Page:Revue des Deux Mondes - 1916 - tome 34.djvu/402

La bibliothèque libre.
Aller à la navigation Aller à la recherche
Le texte de cette page a été corrigé et est conforme au fac-similé.
PROPOS D’UN COMBATTANT

Depuis l’époque où Alexander Powell publiait le livre que je présentai aux lecteurs de cette Revue[1], les manifestations de la guerre se sont bien modifiées. Les journalistes audacieux et favorisés par le sort ne peuvent plus observer tour à tour chez les deux partis les dispositifs, les mouvemens des armées, les péripéties et les résultats des rencontres, les angoisses et les souffrances des populations, les espérances et les crimes des envahisseurs. La lutte s’est figée aux abords des tranchées. De temps à autre, les adversaires semblent sortir de leur apparente apathie et secouent violemment les doubles grilles de fer qu’ils ont dressées pour arrêter l’invasion comme pour protéger les territoires conquis. Ces grilles sont solides. Elles résistent encore aux pesées les plus savantes, aux poussées les plus furieuses. Et les peuples dont l’existence est l’enjeu de la lutte se demandent : « Combien de temps cela va-t-il encore durer ? »

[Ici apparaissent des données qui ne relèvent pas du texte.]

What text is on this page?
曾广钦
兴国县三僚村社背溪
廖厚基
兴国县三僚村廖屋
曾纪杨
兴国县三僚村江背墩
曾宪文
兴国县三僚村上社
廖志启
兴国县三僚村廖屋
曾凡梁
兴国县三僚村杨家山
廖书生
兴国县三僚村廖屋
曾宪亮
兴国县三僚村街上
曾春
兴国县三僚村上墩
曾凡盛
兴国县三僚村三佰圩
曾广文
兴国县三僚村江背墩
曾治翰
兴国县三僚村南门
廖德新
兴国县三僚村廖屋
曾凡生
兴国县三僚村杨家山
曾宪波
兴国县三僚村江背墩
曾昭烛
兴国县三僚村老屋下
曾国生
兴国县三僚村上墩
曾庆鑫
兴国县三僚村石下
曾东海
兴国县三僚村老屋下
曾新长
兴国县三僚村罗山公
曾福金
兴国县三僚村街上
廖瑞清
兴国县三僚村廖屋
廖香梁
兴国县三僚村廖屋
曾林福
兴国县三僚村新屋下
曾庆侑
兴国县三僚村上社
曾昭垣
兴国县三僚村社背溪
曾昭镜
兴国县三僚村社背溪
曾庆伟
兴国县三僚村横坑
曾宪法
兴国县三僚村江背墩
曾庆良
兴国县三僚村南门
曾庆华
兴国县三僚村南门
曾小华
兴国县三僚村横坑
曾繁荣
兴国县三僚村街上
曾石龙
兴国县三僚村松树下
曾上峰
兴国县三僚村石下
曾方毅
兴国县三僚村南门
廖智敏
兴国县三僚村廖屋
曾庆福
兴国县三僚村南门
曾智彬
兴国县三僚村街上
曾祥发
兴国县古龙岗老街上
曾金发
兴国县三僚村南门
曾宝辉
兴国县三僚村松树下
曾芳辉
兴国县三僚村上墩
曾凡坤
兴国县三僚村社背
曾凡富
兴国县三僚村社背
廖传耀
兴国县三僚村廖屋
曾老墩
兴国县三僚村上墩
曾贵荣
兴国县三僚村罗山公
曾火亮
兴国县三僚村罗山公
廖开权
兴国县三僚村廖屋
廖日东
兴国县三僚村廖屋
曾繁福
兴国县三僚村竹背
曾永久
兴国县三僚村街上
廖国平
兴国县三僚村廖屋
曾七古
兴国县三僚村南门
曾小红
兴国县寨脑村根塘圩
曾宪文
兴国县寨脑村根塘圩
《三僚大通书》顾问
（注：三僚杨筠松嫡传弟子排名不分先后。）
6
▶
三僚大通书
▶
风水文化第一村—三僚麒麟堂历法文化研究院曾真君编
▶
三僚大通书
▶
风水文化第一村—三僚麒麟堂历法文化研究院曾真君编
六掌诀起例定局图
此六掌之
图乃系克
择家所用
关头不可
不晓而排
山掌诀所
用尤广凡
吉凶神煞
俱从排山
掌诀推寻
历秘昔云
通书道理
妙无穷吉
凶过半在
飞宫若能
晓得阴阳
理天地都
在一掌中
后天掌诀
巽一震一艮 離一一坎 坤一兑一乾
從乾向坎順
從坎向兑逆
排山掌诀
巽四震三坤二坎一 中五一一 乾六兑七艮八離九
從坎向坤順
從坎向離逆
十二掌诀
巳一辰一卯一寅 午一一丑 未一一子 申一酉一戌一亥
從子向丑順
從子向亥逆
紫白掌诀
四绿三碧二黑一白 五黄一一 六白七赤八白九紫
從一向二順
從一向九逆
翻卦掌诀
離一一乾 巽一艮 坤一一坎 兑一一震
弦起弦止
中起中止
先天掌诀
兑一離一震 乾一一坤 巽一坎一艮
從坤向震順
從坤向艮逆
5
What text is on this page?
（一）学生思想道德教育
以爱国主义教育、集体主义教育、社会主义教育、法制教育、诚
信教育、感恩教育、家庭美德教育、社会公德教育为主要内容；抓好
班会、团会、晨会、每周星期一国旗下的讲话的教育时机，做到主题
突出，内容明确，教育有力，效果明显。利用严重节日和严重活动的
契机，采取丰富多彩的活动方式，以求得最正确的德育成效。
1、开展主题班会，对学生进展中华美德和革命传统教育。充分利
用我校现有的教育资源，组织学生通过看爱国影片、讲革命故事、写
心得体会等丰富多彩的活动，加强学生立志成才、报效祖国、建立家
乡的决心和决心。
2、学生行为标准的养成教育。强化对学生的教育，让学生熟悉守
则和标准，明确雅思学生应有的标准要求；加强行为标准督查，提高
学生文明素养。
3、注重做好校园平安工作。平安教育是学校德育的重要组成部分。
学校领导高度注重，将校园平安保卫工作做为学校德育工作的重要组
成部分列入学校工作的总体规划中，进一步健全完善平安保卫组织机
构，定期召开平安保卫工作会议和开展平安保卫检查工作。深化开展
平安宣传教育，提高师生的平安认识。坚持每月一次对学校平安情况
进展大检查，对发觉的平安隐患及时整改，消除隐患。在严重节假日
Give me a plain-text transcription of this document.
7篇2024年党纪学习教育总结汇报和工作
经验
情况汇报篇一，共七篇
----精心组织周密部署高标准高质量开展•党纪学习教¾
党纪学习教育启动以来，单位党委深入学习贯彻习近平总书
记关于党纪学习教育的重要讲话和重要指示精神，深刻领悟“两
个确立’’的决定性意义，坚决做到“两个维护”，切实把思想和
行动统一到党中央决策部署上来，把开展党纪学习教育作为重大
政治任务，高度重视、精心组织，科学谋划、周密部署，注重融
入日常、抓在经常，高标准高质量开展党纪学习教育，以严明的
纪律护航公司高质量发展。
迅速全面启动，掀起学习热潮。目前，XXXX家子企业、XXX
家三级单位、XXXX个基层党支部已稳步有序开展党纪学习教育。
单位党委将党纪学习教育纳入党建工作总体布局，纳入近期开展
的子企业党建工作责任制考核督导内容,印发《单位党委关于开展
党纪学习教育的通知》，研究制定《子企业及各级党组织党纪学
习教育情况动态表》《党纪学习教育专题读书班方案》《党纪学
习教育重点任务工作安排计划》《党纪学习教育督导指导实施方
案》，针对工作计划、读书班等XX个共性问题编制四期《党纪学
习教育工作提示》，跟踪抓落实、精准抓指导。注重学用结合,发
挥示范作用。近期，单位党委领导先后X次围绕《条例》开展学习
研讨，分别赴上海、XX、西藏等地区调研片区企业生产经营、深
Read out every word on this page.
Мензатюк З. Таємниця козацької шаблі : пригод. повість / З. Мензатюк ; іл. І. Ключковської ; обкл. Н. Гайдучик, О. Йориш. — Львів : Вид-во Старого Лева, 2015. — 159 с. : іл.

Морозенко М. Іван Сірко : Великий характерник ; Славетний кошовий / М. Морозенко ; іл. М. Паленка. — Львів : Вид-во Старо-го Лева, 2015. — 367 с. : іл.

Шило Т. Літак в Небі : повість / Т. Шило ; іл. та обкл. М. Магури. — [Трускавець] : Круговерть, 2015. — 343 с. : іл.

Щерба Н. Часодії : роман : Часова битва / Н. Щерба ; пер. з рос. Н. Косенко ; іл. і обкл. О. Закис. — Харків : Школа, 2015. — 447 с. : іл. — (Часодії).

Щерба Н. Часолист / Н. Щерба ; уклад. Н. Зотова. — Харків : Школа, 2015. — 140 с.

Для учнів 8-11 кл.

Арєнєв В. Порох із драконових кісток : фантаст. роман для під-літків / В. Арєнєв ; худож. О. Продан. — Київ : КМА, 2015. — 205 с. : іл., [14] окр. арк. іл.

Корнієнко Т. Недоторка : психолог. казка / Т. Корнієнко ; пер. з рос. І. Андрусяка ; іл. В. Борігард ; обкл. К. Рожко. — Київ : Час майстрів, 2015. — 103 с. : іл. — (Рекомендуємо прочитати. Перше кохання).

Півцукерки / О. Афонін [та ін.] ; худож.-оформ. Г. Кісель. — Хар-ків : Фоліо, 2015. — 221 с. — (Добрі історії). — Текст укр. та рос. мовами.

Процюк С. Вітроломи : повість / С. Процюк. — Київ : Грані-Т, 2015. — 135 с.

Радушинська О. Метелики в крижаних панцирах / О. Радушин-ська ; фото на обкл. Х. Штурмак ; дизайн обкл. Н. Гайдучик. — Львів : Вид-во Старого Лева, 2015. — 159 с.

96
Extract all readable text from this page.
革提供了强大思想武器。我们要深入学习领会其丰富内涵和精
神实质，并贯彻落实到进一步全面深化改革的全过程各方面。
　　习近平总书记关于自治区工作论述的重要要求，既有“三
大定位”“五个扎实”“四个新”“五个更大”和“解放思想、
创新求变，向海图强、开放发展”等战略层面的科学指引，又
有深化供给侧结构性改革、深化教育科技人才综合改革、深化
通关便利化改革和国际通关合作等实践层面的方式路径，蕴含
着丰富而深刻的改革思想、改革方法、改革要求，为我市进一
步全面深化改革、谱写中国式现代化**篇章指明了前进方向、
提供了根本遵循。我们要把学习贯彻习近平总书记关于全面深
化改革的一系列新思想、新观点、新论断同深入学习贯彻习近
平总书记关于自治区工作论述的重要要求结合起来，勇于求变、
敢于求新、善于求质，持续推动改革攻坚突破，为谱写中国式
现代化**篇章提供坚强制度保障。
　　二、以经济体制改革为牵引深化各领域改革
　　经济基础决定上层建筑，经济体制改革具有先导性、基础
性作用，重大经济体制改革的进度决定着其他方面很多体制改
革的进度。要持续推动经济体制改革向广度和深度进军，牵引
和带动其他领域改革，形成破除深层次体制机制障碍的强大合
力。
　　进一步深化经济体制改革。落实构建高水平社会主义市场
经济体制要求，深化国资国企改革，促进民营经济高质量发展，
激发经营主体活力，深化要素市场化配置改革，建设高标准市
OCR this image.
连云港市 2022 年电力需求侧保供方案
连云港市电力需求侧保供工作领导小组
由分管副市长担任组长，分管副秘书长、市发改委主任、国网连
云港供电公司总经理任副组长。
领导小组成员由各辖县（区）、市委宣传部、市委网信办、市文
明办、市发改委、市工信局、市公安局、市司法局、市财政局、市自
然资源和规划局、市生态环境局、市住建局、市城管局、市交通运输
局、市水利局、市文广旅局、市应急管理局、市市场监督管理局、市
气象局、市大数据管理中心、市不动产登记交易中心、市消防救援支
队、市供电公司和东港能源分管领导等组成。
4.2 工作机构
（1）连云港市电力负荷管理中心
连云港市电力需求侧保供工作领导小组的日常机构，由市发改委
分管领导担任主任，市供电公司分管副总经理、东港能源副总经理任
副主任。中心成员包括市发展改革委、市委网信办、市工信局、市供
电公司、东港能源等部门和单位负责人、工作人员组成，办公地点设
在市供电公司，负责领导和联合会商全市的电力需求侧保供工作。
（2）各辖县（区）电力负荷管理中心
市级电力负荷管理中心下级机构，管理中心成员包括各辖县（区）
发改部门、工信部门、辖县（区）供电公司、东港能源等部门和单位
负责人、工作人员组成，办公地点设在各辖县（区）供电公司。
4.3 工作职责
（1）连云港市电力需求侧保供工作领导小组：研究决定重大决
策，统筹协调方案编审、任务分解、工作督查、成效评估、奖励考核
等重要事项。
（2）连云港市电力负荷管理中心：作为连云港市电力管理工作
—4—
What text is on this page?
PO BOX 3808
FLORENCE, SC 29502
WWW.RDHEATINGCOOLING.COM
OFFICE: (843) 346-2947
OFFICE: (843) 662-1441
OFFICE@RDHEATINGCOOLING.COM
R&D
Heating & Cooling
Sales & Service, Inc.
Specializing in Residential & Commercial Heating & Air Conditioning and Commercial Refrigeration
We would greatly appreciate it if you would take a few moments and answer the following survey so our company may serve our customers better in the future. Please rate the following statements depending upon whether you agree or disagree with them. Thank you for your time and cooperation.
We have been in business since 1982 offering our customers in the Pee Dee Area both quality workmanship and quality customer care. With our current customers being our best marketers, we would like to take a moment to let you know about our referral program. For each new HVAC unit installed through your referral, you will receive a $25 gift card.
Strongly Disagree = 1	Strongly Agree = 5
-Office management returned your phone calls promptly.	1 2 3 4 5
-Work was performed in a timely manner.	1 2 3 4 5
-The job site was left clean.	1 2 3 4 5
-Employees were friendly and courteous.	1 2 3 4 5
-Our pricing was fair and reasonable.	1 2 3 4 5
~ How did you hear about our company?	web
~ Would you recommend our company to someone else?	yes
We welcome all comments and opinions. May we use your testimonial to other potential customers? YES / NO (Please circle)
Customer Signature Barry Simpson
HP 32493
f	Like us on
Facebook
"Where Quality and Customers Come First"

En France, pour tromper l’impatience, des littérateurs innombrables ont surgi. Les « carnets de campagne, » les « feuilles de route, » les Impressions et les Souvenirs, sont accueillis avec intérêt dans les périodiques les plus divers. Pas de revue, pas de quotidien qui n’ait adopté comme collaborateur occasionnel quelque militaire, quelque infirmière, pour initier les lecteurs de l’ « arrière » aux émotions, aux dangers, à la psychologie des combattans du « front. » La plupart des écrits ainsi rédigés dans l’oasis des cantonnemens de repos, dans

  1. Voyez le numéro du 1er mai 1915 : la Guerre en Flandre vue par un journaliste américain.